The book’s runaway success — a later edition won a National Book Award — enabled Brand to assume a decades-long role as a provocateur and influencer. Starting in the 1970s, he catalyzed public debates about personal computers, nanotechnology, the internet, and nuclear power. More recently, he has promoted the possibility of using biotechnology to reverse the extinction of certain creatures like the Xerces, a brilliantly iridescent blue butterfly that disappeared from the San Francisco area in the 1940s.

Brand’s activities leading up to the publication and reception of the Whole Earth Catalog are generally well known and, understandably, receive a good deal of Markoff’s attention. Less familiar to readers will be those episodes that exemplify Brand’s repeated willingness to challenge traditional viewpoints — for instance, his mid-1970s promotion of the space settlements that had captured my imagination as a boy. In 1969, a Princeton physicist named Gerard O’Neill used mathematical calculations and extrapolations drawn from existing technological trends to develop detailed designs for such settlements. O’Neill envisioned them as self-contained worlds, microcosms of larger Earth-bound systems. The Bay Area–based Point Foundation, a nonprofit started by Brand, provided seed funding for a modest-sized conference organized by O’Neill in the spring of 1974. When The New York Times featured the meeting on its front page, media coverage of O’Neill’s idea blossomed internationally, launching the physicist to minor celebrity status.
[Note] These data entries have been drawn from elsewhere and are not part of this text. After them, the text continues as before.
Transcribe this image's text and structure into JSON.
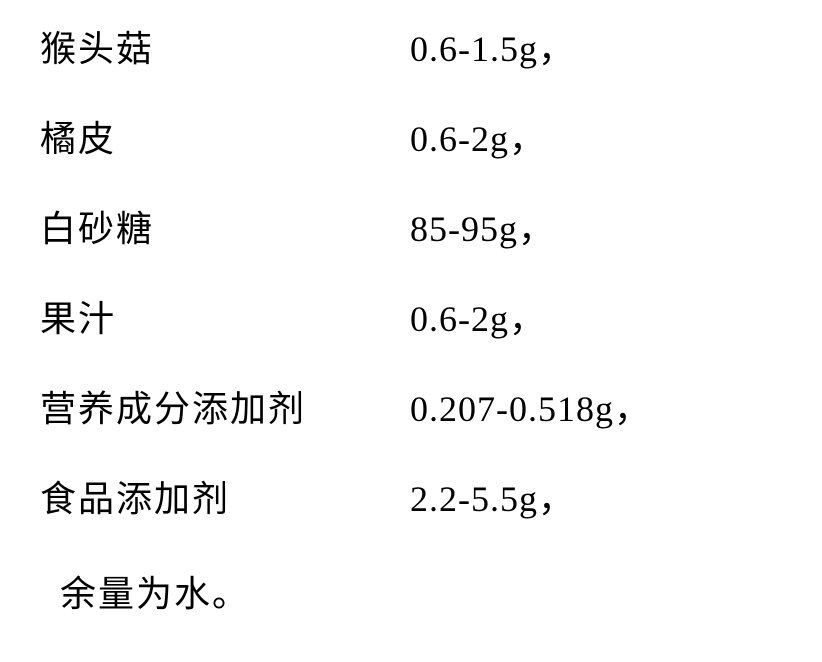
{
  "rows": [
    {
      "label": "猴头菇",
      "value": "0.6-1.5g，"
    },
    {
      "label": "橘皮",
      "value": "0.6-2g，"
    },
    {
      "label": "白砂糖",
      "value": "85-95g，"
    },
    {
      "label": "果汁",
      "value": "0.6-2g，"
    },
    {
      "label": "营养成分添加剂",
      "value": "0.207-0.518g，"
    },
    {
      "label": "食品添加剂",
      "value": "2.2-5.5g，"
    }
  ],
  "footer": "余量为水。",
  "style": {
    "font_family": "SimSun",
    "font_size": 36,
    "text_color": "#000000",
    "background_color": "#ffffff",
    "label_column_width": 370,
    "row_spacing": 38,
    "letter_spacing_cjk": 2,
    "letter_spacing_value": 1
  }
}
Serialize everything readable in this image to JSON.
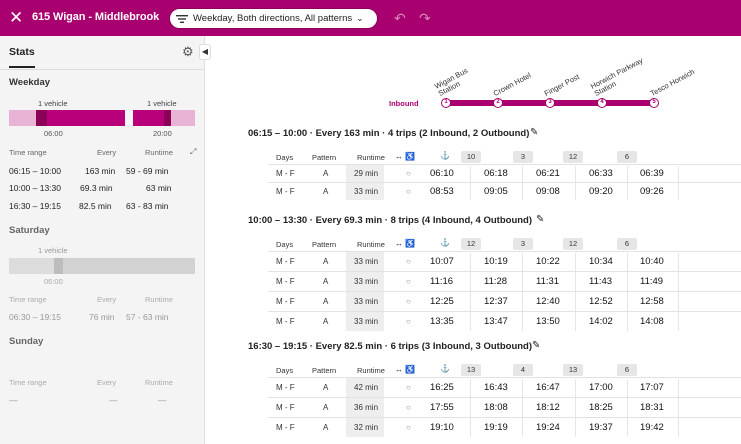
{
  "header": {
    "close_icon": "close-icon",
    "route_title": "615 Wigan - Middlebrook",
    "filter_label": "Weekday, Both directions, All patterns",
    "filter_icon": "filter-icon",
    "undo_icon": "undo-icon",
    "redo_icon": "redo-icon",
    "accent_color": "#a8006e"
  },
  "sidebar": {
    "title": "Stats",
    "settings_icon": "gear-icon",
    "collapse_icon": "chevron-left-icon",
    "weekday": {
      "heading": "Weekday",
      "vehicle_labels": [
        "1 vehicle",
        "1 vehicle"
      ],
      "ticks": [
        "06:00",
        "20:00"
      ],
      "stats_header": {
        "time_range": "Time range",
        "every": "Every",
        "runtime": "Runtime"
      },
      "rows": [
        {
          "range": "06:15 – 10:00",
          "every": "163 min",
          "runtime": "59 - 69 min"
        },
        {
          "range": "10:00 – 13:30",
          "every": "69.3 min",
          "runtime": "63 min"
        },
        {
          "range": "16:30 – 19:15",
          "every": "82.5 min",
          "runtime": "63 - 83 min"
        }
      ]
    },
    "saturday": {
      "heading": "Saturday",
      "vehicle_label": "1 vehicle",
      "tick": "06:00",
      "stats_header": {
        "time_range": "Time range",
        "every": "Every",
        "runtime": "Runtime"
      },
      "rows": [
        {
          "range": "06:30 – 19:15",
          "every": "76 min",
          "runtime": "57 - 63 min"
        }
      ]
    },
    "sunday": {
      "heading": "Sunday",
      "stats_header": {
        "time_range": "Time range",
        "every": "Every",
        "runtime": "Runtime"
      },
      "rows": [
        {
          "range": "—",
          "every": "—",
          "runtime": "—"
        }
      ]
    }
  },
  "route_diagram": {
    "direction_label": "Inbound",
    "stops": [
      {
        "num": "1",
        "name_line1": "Wigan Bus",
        "name_line2": "Station"
      },
      {
        "num": "2",
        "name_line1": "Crown Hotel",
        "name_line2": ""
      },
      {
        "num": "3",
        "name_line1": "Finger Post",
        "name_line2": ""
      },
      {
        "num": "4",
        "name_line1": "Horwich Parkway",
        "name_line2": "Station"
      },
      {
        "num": "5",
        "name_line1": "Tesco Horwich",
        "name_line2": ""
      }
    ]
  },
  "table_columns": {
    "days": "Days",
    "pattern": "Pattern",
    "runtime": "Runtime"
  },
  "blocks": [
    {
      "title": "06:15 – 10:00 · Every 163 min · 4 trips (2 Inbound, 2 Outbound)",
      "badges": [
        "10",
        "3",
        "12",
        "6"
      ],
      "rows": [
        {
          "days": "M - F",
          "pattern": "A",
          "runtime": "29 min",
          "times": [
            "06:10",
            "06:18",
            "06:21",
            "06:33",
            "06:39"
          ]
        },
        {
          "days": "M - F",
          "pattern": "A",
          "runtime": "33 min",
          "times": [
            "08:53",
            "09:05",
            "09:08",
            "09:20",
            "09:26"
          ]
        }
      ]
    },
    {
      "title": "10:00 – 13:30 · Every 69.3 min · 8 trips (4 Inbound, 4 Outbound)",
      "badges": [
        "12",
        "3",
        "12",
        "6"
      ],
      "rows": [
        {
          "days": "M - F",
          "pattern": "A",
          "runtime": "33 min",
          "times": [
            "10:07",
            "10:19",
            "10:22",
            "10:34",
            "10:40"
          ]
        },
        {
          "days": "M - F",
          "pattern": "A",
          "runtime": "33 min",
          "times": [
            "11:16",
            "11:28",
            "11:31",
            "11:43",
            "11:49"
          ]
        },
        {
          "days": "M - F",
          "pattern": "A",
          "runtime": "33 min",
          "times": [
            "12:25",
            "12:37",
            "12:40",
            "12:52",
            "12:58"
          ]
        },
        {
          "days": "M - F",
          "pattern": "A",
          "runtime": "33 min",
          "times": [
            "13:35",
            "13:47",
            "13:50",
            "14:02",
            "14:08"
          ]
        }
      ]
    },
    {
      "title": "16:30 – 19:15 · Every 82.5 min · 6 trips (3 Inbound, 3 Outbound)",
      "badges": [
        "13",
        "4",
        "13",
        "6"
      ],
      "rows": [
        {
          "days": "M - F",
          "pattern": "A",
          "runtime": "42 min",
          "times": [
            "16:25",
            "16:43",
            "16:47",
            "17:00",
            "17:07"
          ]
        },
        {
          "days": "M - F",
          "pattern": "A",
          "runtime": "36 min",
          "times": [
            "17:55",
            "18:08",
            "18:12",
            "18:25",
            "18:31"
          ]
        },
        {
          "days": "M - F",
          "pattern": "A",
          "runtime": "32 min",
          "times": [
            "19:10",
            "19:19",
            "19:24",
            "19:37",
            "19:42"
          ]
        }
      ]
    }
  ]
}
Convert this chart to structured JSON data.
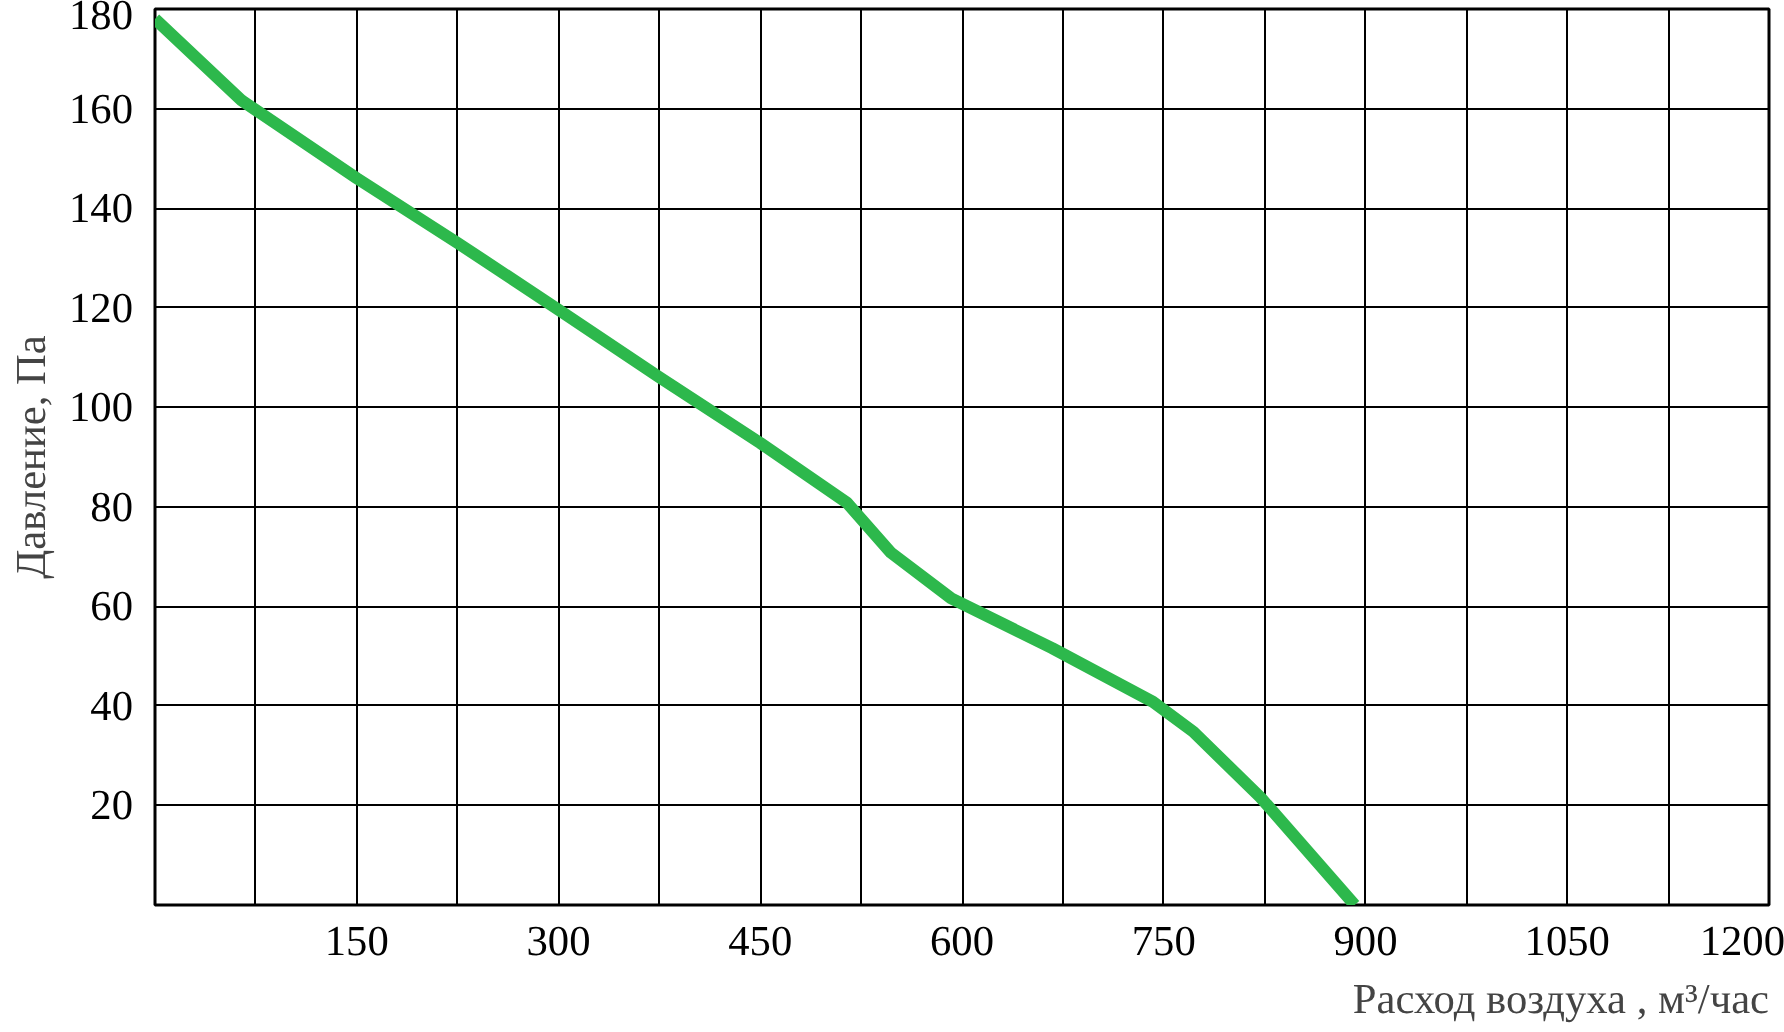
{
  "chart_data": {
    "type": "line",
    "xlabel": "Расход воздуха , м³/час",
    "ylabel": "Давление, Па",
    "x": [
      0,
      64.5,
      150,
      225,
      300,
      375,
      450,
      514.5,
      547,
      592,
      667,
      742,
      772,
      822,
      892
    ],
    "series": [
      {
        "color": "#2db84c",
        "values": [
          178,
          161.6,
          146,
          133,
          119.6,
          106,
          92.8,
          80.8,
          70.8,
          61.6,
          51.6,
          40.8,
          34.8,
          21.6,
          0
        ]
      }
    ],
    "xlim": [
      0,
      1200
    ],
    "ylim": [
      0,
      180
    ],
    "xticks": [
      {
        "value": 75,
        "label": null
      },
      150,
      {
        "value": 225,
        "label": null
      },
      300,
      {
        "value": 375,
        "label": null
      },
      450,
      {
        "value": 525,
        "label": null
      },
      600,
      {
        "value": 675,
        "label": null
      },
      750,
      {
        "value": 825,
        "label": null
      },
      900,
      {
        "value": 975,
        "label": null
      },
      1050,
      {
        "value": 1125,
        "label": null
      },
      1200
    ],
    "yticks": [
      20,
      40,
      60,
      80,
      100,
      120,
      140,
      160,
      180
    ],
    "grid": true,
    "line_style": "solid"
  }
}
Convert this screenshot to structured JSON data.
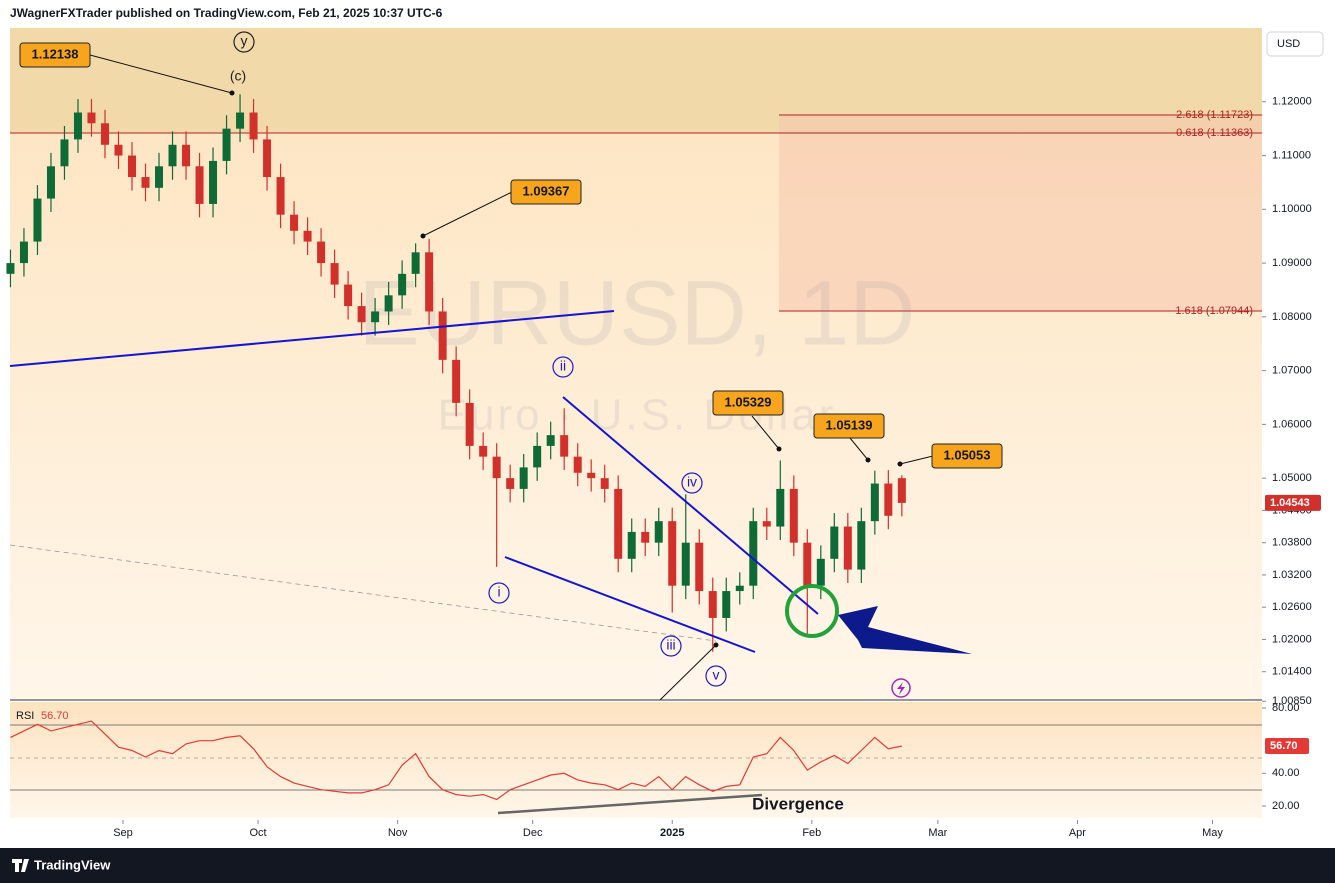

Brand contributed to the enthusiasm through his new magazine CoEvolution Quarterly, its coverage becoming a flashpoint for the conflict between technological enthusiasts like Brand and traditional environmentalists like Wendell Berry who opposed the concept of humans in space. To some CoEvolution readers, the idea of living in space seemed a logical extension of the “back to Earth” lifestyle that eschewed crowded urban environments for rural communes. Others were attracted to the escapism and possibility for social experimentation sans authoritarian oversight. But, for those who favored E. F. Schumacher’s “small is beautiful” philosophy and ideals of “appropriate technology,” space colonies provoked outrage. Brand himself tried to remain neutral but his diary reveals where his loyalty lay. After seeing a space shuttle at Rockwell International’s factory in Palmdale, California, he wrote: “Technology, kiddo. This is to today what the great sailing ships were to their day. Get with the program or stick to your spinning wheel.” Critics directed equally pointed barbs. Perhaps most cutting was this verse from one CoEvolution reader, which I found in Brand’s personal papers:

It seems to be no secret Where all the flowers have went Yesterday’s counterculture Is today’s establishment.